At that moment, one of the duty officers on their wing, a broad-shouldered woman with short, spiky hair, appeared in their doorway. She wore the same deadpan expression as always, and whenever she spoke to any of the prisoners, her voice was neither pleasant nor unpleasant, but faintly, nobody-home, robotic. ‘Mr Goff,’ she said. ‘You’re being released on bail. You will be free to leave after 7 a.m. tomorrow. The possessions you had with you at the time of your arrest will be handed to you then.’

Archie Goff looked at her in shocked surprise. ‘Beg pardon?’

‘You didn’t hear what I said?’

‘Well, yeah, but like – I dunno anyone who has fifty K. That was my bail.’

‘Must be a secret admirer then,’ she said, her expression easing into a faint smile before she turned and walked off.
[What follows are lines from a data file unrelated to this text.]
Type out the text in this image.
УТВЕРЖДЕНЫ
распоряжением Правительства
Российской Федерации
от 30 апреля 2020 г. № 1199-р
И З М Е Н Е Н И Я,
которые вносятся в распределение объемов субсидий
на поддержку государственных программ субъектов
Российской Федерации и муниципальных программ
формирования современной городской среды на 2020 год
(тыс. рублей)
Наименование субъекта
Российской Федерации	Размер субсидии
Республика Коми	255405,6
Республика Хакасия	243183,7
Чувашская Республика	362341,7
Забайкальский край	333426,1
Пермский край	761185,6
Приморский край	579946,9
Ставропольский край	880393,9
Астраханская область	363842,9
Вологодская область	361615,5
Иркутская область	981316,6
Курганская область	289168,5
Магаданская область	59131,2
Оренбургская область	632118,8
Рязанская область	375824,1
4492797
‘You lucky bastard,’ his cellmate said.

Archie frowned.

‘Maybe your missus found the dough?’

Archie said nothing, thinking. He finished his food, then hurried out in search of a free phone to use. They were all occupied, but after a few minutes’ wait, one of his fellow prisoners hung up and walked away. Using up a credit, he dialled Isabella.

No, she said, she hadn’t come up with the money, but she was beyond delighted he would be home tomorrow.

He walked away from the booth, then leaned against a wall, thinking. Happy but worried. Most times in the past when he’d been arrested, he’d been released on police bail by the Magistrates’ Court. But this time the beaks had referred him to the Crown Court. He understood why: it was because the last time he’d been inside, at Ford open prison, he’d absconded.

Fifty grand. That was big money. Big money for someone to put up to have him released. And other than Isabella, who the hell cared enough about him to put up that kind of money?

He tried to think, going back in his mind through his list of contacts. Who was wealthy enough to stump up that kind of money to get an old lag freed? But equally, and more importantly, why?